The average power demand in most vehicles is only 25 to 35% of peak demand. For instance, an automobile with a 200 hp engine requires only 50 hp or less while cruising on flat ground. Peak power capability is only used during acceleration, climbing hills or pulling larger loads.
In a hybrid electric vehicle, the batteries store sufficient energy to supply the peak demand but the average demand is only 25% to 30% of the peak.
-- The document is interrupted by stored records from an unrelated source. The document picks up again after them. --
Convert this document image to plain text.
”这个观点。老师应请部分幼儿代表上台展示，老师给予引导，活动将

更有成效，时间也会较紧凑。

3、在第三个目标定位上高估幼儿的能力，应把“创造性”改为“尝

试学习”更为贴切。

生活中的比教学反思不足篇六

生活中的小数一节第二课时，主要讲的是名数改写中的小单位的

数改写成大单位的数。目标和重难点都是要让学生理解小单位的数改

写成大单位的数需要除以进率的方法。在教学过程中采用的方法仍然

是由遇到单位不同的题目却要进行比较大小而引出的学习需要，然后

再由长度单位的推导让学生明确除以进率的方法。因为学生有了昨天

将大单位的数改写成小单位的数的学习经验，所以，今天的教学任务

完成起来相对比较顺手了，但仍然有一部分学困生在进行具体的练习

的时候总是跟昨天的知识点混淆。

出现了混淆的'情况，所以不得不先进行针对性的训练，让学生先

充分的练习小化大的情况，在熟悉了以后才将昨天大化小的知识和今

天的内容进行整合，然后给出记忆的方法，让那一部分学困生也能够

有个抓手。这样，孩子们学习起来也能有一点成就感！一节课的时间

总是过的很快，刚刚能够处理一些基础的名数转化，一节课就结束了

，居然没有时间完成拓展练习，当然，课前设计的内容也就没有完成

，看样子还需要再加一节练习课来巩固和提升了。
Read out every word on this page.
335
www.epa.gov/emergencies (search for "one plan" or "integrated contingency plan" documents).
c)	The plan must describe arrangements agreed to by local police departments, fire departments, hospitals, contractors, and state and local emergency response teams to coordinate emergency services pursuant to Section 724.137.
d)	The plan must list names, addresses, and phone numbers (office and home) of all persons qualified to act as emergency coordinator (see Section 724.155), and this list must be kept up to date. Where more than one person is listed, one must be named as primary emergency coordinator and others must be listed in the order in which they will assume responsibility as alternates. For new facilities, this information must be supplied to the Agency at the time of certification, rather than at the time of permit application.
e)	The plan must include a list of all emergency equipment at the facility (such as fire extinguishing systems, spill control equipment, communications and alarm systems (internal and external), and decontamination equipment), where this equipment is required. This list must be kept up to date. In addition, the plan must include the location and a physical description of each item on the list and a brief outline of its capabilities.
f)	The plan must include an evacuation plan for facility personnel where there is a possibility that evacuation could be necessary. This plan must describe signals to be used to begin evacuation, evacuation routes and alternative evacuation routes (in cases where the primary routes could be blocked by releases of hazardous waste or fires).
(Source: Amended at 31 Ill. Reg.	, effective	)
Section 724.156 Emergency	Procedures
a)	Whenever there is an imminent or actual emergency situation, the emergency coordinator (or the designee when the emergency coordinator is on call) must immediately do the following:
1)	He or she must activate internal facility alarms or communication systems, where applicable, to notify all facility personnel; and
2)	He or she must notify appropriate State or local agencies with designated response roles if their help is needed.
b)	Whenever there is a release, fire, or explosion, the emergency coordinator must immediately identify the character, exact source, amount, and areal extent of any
The fuel cell therefore needs to be capable of producing a steady “trickle” charge at or slightly above the average power demand. For example, preliminary calculations show that a 0.25 kW fuel cell with a 0.75 kWhr battery pack hybrid system would provide more than the equivalent power of the 3kWhr lead-acid battery system currently used for golf carts indicating a 75% reduction in required battery capacity (and weight). And because peak demand is supplied by the battery, the output of the fuel cell needs to be 70% less than the vehicle’s peak power requirements.
So, because the batteries can be charged “on the fly”, far less weight in batteries can be used and the power supply needs to produce only slightly more than the average vehicle demand, together resulting in a far lighter, economical and environmentally friendly vehicle while still maintaining superior vehicle performance.
SymPowerco, through its majority owned subsidiary Polygenic Power Systems, has acquired the rights to an advanced power producer, a Flowing Electrolyte Direct Methanol Fuel Cell and the rights to use advanced battery technologies in hybrid applications.
Hybrid Power Systems typically consist of an electrical source, a charger and a battery. Although SymPowerco’s fuel cell technologies will work well with lead acid and other battery types in hybrid power applications, the company has nevertheless pursued other, more advanced, battery technologies.
The company has acquired the exclusive rights to use a new flat-plate rechargeable alkaline battery technology with our FE DMFC. The flat-plate alkaline battery technology is inexpensive, environmentally far friendlier than NiMH, NiCad and lead acid batteries and has no “memory” effects. More importantly, this battery is far less expensive than lithium batteries of comparable capability. This battery technology is inherently safer than lithium batteries that can overheat and rupture.
Although SymPowerco’s FE DMFC forms the heart of our Hybrid Power System initiatives, the company will leverage all available technological advancements in order to produce state-of-the-art power supply technologies.